Christina Karliczek Skoglund: Nein, aber es ist trotzdem spannend für mich: Haie, die in den kälteren Regionen unserer Erde leben. Die sind bisher viel weniger fotografiert und gefilmt worden.

"Wie macht man einen Film über Haie, die bei vielen Menschen eher Ablehnung oder Angst hervorrufen, die aber auf der anderen Seite eine sehr erfolgreiche Überlebensstrategie aufweisen?"

Woran liegt das?

Das liegt einerseits daran, dass die Logistik, um diese Haiarten zu erreichen, viel aufwändiger ist. Die Haie leben eben in Regionen, in denen man mit extremen Wetterschwankungen zu kämpfen hat. Da muss man mit Forschungsschiffen auf hoher See arbeiten oder Fischer und Angler begleiten. Immer wieder muss man geplante Expeditionen auch ausfallen lassen. Zum anderen wissen wir, dass Haie sich in tropischen und gemäßigten Zonen mehr in den oberen Wasserschichten aufhalten. Dadurch sind sie einfach leichter zu finden.

Also war der Film "Haie eiskalt" auch für jemand mit so viel Erfahrung wie Sie eine Herausforderung?

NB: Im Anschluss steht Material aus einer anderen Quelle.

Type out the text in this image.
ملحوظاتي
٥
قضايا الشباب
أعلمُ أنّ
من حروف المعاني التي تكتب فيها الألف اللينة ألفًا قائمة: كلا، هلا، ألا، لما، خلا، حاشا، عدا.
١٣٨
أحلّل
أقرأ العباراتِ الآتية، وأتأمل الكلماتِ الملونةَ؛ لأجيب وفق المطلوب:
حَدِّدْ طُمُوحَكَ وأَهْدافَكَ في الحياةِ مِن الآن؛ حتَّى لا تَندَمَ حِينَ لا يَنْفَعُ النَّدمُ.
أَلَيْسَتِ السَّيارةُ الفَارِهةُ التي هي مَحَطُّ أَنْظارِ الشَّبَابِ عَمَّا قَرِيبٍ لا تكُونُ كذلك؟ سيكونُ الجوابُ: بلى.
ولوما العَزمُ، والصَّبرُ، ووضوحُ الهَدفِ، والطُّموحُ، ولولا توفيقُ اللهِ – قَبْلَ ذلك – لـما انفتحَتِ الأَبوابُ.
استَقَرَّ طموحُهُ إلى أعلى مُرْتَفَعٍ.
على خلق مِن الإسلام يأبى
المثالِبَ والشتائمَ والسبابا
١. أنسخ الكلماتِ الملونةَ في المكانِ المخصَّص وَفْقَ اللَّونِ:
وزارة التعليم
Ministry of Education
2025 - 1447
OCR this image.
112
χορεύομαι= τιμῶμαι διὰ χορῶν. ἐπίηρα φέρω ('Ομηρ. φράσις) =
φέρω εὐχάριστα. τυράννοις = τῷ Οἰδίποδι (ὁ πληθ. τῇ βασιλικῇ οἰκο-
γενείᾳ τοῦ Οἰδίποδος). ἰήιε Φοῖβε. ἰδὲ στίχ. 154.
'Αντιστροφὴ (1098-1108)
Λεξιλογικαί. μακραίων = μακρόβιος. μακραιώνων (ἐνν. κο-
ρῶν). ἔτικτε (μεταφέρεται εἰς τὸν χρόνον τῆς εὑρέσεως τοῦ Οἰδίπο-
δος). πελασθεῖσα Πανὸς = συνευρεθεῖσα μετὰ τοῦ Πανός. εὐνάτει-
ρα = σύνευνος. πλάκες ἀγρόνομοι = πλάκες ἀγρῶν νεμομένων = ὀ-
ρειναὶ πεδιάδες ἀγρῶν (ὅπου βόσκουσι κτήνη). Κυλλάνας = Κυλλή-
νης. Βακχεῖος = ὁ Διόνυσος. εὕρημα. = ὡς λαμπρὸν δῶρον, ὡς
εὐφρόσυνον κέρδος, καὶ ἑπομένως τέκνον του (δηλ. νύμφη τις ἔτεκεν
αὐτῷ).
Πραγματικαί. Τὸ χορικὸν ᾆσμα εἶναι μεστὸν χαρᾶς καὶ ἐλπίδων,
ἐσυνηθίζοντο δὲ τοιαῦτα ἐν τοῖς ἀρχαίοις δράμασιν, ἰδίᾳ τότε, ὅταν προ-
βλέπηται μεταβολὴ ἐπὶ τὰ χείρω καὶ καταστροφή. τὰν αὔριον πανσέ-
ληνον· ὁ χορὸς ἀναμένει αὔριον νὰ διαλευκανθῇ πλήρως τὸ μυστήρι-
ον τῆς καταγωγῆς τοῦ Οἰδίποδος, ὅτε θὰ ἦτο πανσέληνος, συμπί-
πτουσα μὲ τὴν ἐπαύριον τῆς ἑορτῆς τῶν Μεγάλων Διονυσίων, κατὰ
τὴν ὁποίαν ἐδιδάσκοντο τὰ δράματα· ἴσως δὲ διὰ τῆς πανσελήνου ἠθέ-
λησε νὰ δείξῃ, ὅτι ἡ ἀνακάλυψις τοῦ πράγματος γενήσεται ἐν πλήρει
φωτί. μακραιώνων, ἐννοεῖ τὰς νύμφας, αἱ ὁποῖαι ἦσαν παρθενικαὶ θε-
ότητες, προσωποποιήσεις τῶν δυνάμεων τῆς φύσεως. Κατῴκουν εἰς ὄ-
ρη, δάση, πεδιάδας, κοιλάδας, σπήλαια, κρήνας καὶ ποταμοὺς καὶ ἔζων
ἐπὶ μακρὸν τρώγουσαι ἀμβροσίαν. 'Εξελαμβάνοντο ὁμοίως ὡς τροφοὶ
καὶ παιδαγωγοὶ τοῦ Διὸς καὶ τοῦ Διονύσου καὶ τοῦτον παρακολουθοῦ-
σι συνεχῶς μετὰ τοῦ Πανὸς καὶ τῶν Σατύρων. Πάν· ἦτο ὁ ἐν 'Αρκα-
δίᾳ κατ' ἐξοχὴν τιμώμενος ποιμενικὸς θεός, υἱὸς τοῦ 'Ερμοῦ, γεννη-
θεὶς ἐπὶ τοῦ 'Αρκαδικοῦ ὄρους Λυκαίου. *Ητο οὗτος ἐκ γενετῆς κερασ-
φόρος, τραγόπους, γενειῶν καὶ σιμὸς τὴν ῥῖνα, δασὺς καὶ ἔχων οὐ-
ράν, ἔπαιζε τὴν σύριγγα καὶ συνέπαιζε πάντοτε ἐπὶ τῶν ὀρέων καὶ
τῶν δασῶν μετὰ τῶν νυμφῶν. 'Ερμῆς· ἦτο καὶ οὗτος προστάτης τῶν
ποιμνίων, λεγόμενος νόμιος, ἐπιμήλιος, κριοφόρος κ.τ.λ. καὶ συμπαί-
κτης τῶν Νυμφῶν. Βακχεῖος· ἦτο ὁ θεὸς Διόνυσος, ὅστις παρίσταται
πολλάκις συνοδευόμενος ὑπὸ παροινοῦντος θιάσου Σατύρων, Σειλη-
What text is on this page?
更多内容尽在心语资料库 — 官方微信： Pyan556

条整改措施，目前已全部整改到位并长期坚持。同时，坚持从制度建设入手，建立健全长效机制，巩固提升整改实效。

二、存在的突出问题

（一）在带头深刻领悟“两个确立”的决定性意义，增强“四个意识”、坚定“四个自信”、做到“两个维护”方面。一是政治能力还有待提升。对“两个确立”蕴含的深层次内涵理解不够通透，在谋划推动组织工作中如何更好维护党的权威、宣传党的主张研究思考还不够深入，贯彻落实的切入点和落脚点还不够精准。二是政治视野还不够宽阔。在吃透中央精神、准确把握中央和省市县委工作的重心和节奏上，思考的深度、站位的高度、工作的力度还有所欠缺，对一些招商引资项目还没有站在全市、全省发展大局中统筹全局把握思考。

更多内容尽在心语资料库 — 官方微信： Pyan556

Dieser Film war in vielerlei Hinsicht eine Herausforderung. Es gab wenig vorgetretene Pfade, die man gehen konnte. Wir wussten nicht, wo man die Haie überhaupt findet. Es gibt viel mehr Fragezeichen, als wenn man zum Beispiel mit weißen Haien oder Tigerhaien arbeitet. Es gibt auch viel weniger Forscher, die daran arbeiten, viel weniger Taucher, die die Haie schon mal gesehen haben. Einige der Haiarten haben sogar überhaupt nur ganz wenige Taucher jemals zu Gesicht bekommen.

Welche Rolle spielt die Kälte?

Im kalten Wasser hat man natürlich kürzere Tauchzeiten. Wir haben auch häufig in der Dunkelheit gearbeitet. Es ist einfach viel anstrengender für das ganze Team. Wir sehen den Hai auch erst, wenn er in den Schein unserer Lampen kommt. Oft sind das nur sehr enge Zeitfenster. So mussten wir zum Beispiel in zwei aufeinanderfolgenden Jahren vor Schottland drehen und es in der nächsten Hai-Saison versuchen, weil es in der ersten nicht geklappt hat.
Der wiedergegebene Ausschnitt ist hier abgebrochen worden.